Entró sin llamar a la puerta y encontró a Sadrael de espaldas a ella, contemplando el mar tras la cristalera con una copa en la mano. Apenas llevaba un batín de tono blanquecino, ribeteado con bordados de oro y plata.

Ella carraspeó.

– Mi señor. Tenía entendido que me habíais hecho llamar.

– Ah, Gyrael – dijo sin darse la vuelta –. Así es. Ven, acércate. Contempla conmigo las maravillas de Quel'thalas.

La sin'dorei se acercó a él sin apenas hacer ruido con sus pisadas. Se colocó a su lado adoptando una postura formal mientras miraba hacia el exterior. El viento mecía las ramas de los árboles del patio exterior, cada uno con un color de hojas diferente al anterior. El mar conservaba la calma y los rayos de sol bañaban con un resplandor silencioso las numerosas estatuas que adornaban el jardín.

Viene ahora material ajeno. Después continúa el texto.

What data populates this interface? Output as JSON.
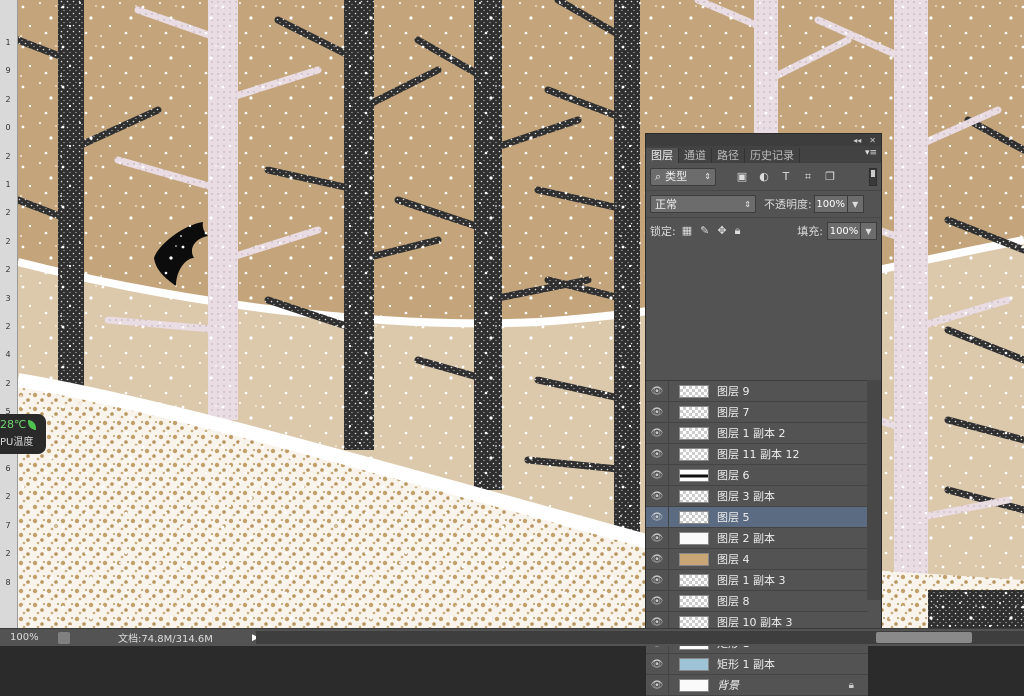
{
  "ruler": {
    "ticks": [
      "1",
      "9",
      "2",
      "0",
      "2",
      "1",
      "2",
      "2",
      "2",
      "3",
      "2",
      "4",
      "2",
      "5",
      "2",
      "6",
      "2",
      "7",
      "2",
      "8"
    ]
  },
  "widget": {
    "temperature": "28℃",
    "label": "PU温度"
  },
  "status": {
    "zoom": "100%",
    "doc": "文档:74.8M/314.6M",
    "arrow": "▶"
  },
  "panel": {
    "top_controls": {
      "collapse": "◂◂",
      "close": "✕"
    },
    "tabs": [
      "图层",
      "通道",
      "路径",
      "历史记录"
    ],
    "tab_menu": "▾≡",
    "filter": {
      "label": "类型",
      "icons": [
        "image-filter-icon",
        "adjustment-filter-icon",
        "type-filter-icon",
        "shape-filter-icon",
        "smart-object-filter-icon"
      ]
    },
    "blend_mode": "正常",
    "opacity_label": "不透明度:",
    "opacity_value": "100%",
    "lock_label": "锁定:",
    "fill_label": "填充:",
    "fill_value": "100%",
    "layers": [
      {
        "name": "图层 9",
        "thumb": "checker",
        "selected": false
      },
      {
        "name": "图层 7",
        "thumb": "checker",
        "selected": false
      },
      {
        "name": "图层 1 副本 2",
        "thumb": "checker",
        "selected": false
      },
      {
        "name": "图层 11 副本 12",
        "thumb": "checker",
        "selected": false
      },
      {
        "name": "图层 6",
        "thumb": "dark",
        "selected": false
      },
      {
        "name": "图层 3 副本",
        "thumb": "checker",
        "selected": false
      },
      {
        "name": "图层 5",
        "thumb": "checker",
        "selected": true
      },
      {
        "name": "图层 2 副本",
        "thumb": "white",
        "selected": false
      },
      {
        "name": "图层 4",
        "thumb": "tan",
        "selected": false
      },
      {
        "name": "图层 1 副本 3",
        "thumb": "checker",
        "selected": false
      },
      {
        "name": "图层 8",
        "thumb": "checker",
        "selected": false
      },
      {
        "name": "图层 10 副本 3",
        "thumb": "checker",
        "selected": false
      },
      {
        "name": "矩形 1",
        "thumb": "white",
        "selected": false
      },
      {
        "name": "矩形 1 副本",
        "thumb": "blue",
        "selected": false
      },
      {
        "name": "背景",
        "thumb": "white",
        "selected": false,
        "locked": true
      }
    ]
  },
  "colors": {
    "sky": "#c4a57b",
    "snow": "#ffffff",
    "trunk_dark": "#3a3a3a",
    "trunk_light": "#e6d6dc",
    "ground_tan": "#b8955f",
    "selected_layer": "#5a6b82"
  }
}
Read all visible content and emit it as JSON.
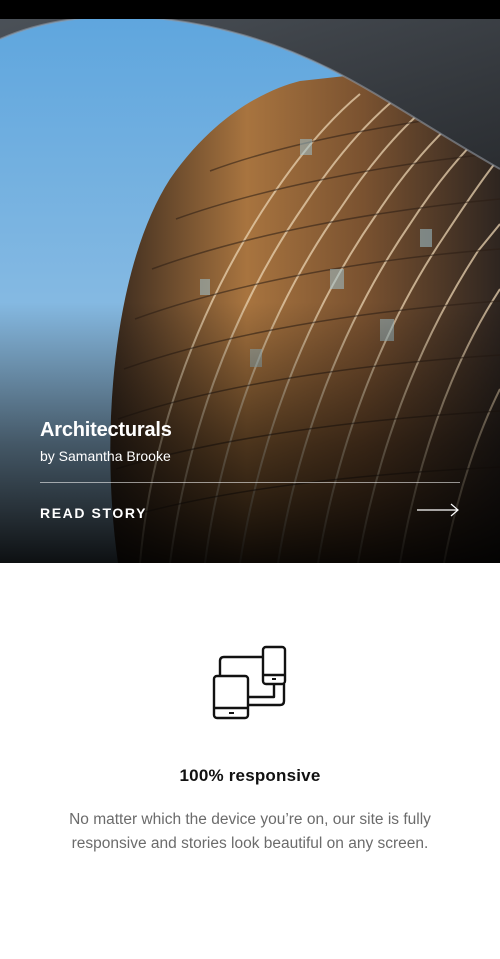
{
  "story": {
    "title": "Architecturals",
    "author": "by Samantha Brooke",
    "cta_label": "READ STORY",
    "cta_icon": "arrow-right-icon",
    "image": "curved-building-photo"
  },
  "feature": {
    "icon": "devices-icon",
    "title": "100% responsive",
    "description": "No matter which the device you’re on, our site is fully responsive and stories look beautiful on any screen."
  },
  "colors": {
    "topbar": "#000000",
    "sky": "#7fb3dc",
    "building": "#8a5a32",
    "text_on_image": "#ffffff",
    "body_text": "#6b6b6b",
    "heading_text": "#111111"
  }
}
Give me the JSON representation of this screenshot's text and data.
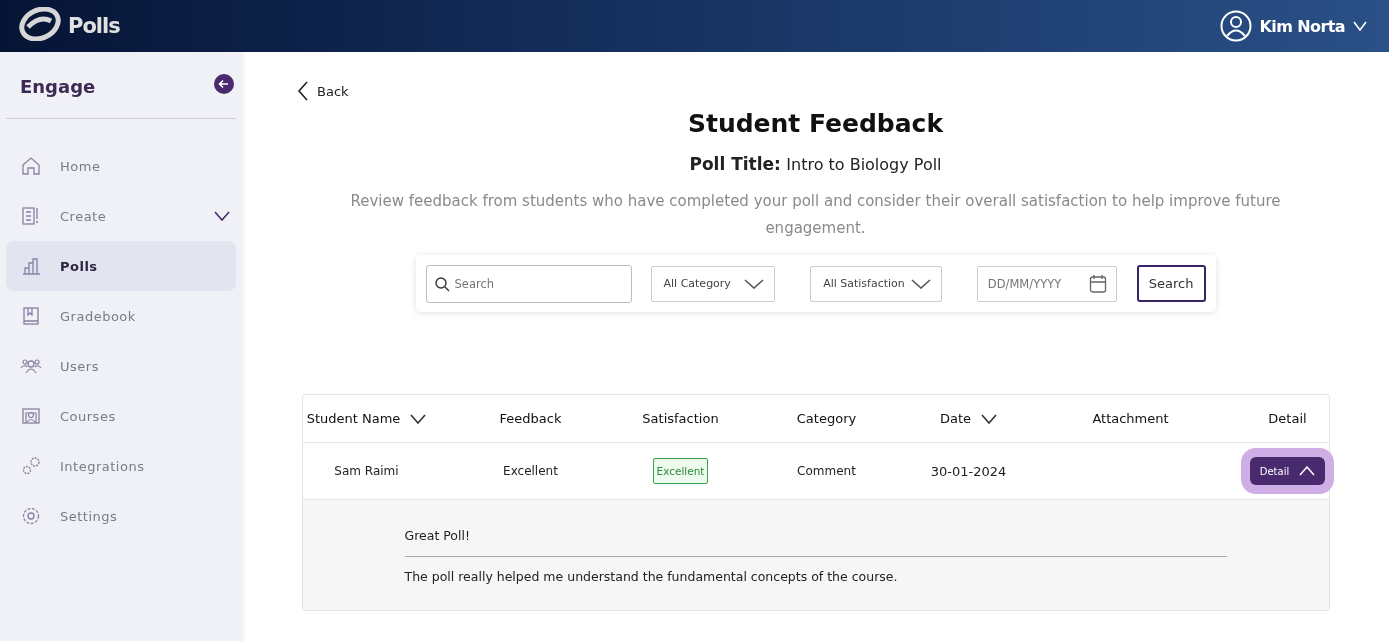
{
  "top_bar": {
    "brand": "Polls",
    "user": "Kim Norta"
  },
  "sidebar": {
    "title": "Engage",
    "items": [
      {
        "label": "Home",
        "selected": false
      },
      {
        "label": "Create",
        "selected": false,
        "expanded": false
      },
      {
        "label": "Polls",
        "selected": true
      },
      {
        "label": "Gradebook",
        "selected": false
      },
      {
        "label": "Users",
        "selected": false
      },
      {
        "label": "Courses",
        "selected": false
      },
      {
        "label": "Integrations",
        "selected": false
      },
      {
        "label": "Settings",
        "selected": false
      }
    ]
  },
  "back": "Back",
  "heading": "Student Feedback",
  "poll_title": {
    "label": "Poll Title:",
    "value": "Intro to Biology Poll"
  },
  "description": "Review feedback from students who have completed your poll and consider their overall satisfaction to help improve future engagement.",
  "filters": {
    "search": {
      "placeholder": "Search"
    },
    "category": "All Category",
    "satisfaction": "All Satisfaction",
    "date": {
      "placeholder": "DD/MM/YYYY"
    },
    "button": "Search"
  },
  "table": {
    "columns": [
      {
        "label": "Student Name",
        "sortable": true
      },
      {
        "label": "Feedback",
        "sortable": false
      },
      {
        "label": "Satisfaction",
        "sortable": false
      },
      {
        "label": "Category",
        "sortable": false
      },
      {
        "label": "Date",
        "sortable": true
      },
      {
        "label": "Attachment",
        "sortable": false
      },
      {
        "label": "Detail",
        "sortable": false
      }
    ],
    "rows": [
      {
        "student_name": "Sam Raimi",
        "feedback": "Excellent",
        "satisfaction": "Excellent",
        "category": "Comment",
        "date": "30-01-2024",
        "detail_button": "Detail",
        "expanded": true,
        "detail": {
          "title": "Great Poll!",
          "body": "The poll really helped me understand the fundamental concepts of the course."
        }
      }
    ]
  }
}
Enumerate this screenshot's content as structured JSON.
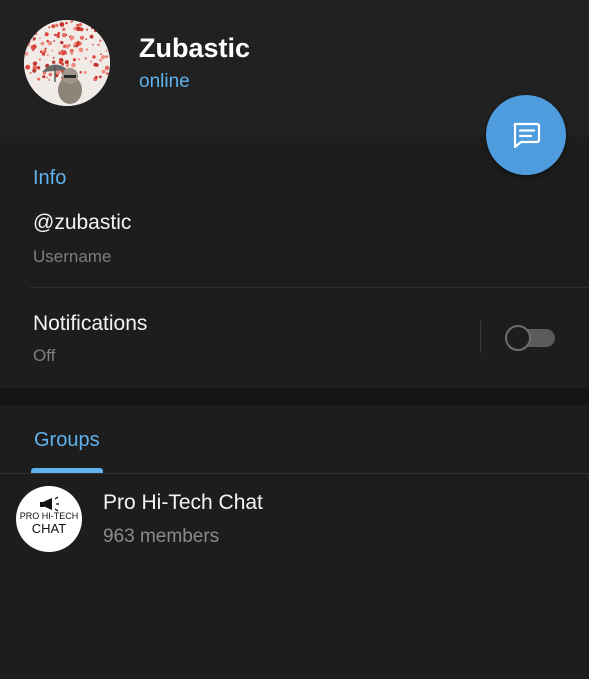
{
  "profile": {
    "name": "Zubastic",
    "status": "online"
  },
  "info": {
    "section_title": "Info",
    "username": "@zubastic",
    "username_label": "Username",
    "notifications": {
      "title": "Notifications",
      "status": "Off",
      "enabled": false
    }
  },
  "groups": {
    "tab_label": "Groups",
    "items": [
      {
        "name": "Pro Hi-Tech Chat",
        "members": "963 members",
        "avatar_text_top": "PRO HI-TECH",
        "avatar_text_bottom": "CHAT"
      }
    ]
  },
  "icons": {
    "fab": "message-icon",
    "group_avatar": "megaphone-icon"
  },
  "colors": {
    "accent": "#5fb2ee",
    "fab": "#4e9bde",
    "background": "#1d1d1d",
    "header": "#212121"
  }
}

– El propio Belore ilumina y señala aquello que cree bello y merecedor de su gracia – comentó él degustando el contenido de su copa –. Hemos sufrido y perdido demasiado, pero todos esos años de penuria ya han terminado. Me habla en sueños. Aparece ante mi. Me concede visiones de un pueblo unido por fin, los hijos de la sangre, bajo un mismo estandarte, sin odios ni rencores. Mi idea sobre la disolución de esa orden profana queda reafirmada tras la traición cometida contra la Regencia. Era un tumor que rogaba por ser extirpado y así se ha hecho. Han escapado pero el propio Belore sabe que son pocos y débiles y que tarde o temprano acabarán siendo atrapados y ejecutados bajo el auspicio del Sol Eterno. El pueblo todavía desconoce lo realmente ocurrido aquel día, Gyrael. Es mi deber, como pastor, entregarles la verdad e instruir sus débiles mentes para que vean que solo existe un camino, el de la unidad. Hoy hablaré en público en la ciudad con un discurso y por eso te he hecho llamar. Quiero que estés allí conmigo y des testimonio de las atrocidades cometidas por esos bárbaros. Necesitamos que crean y que esto nunca más vuelva a pasar.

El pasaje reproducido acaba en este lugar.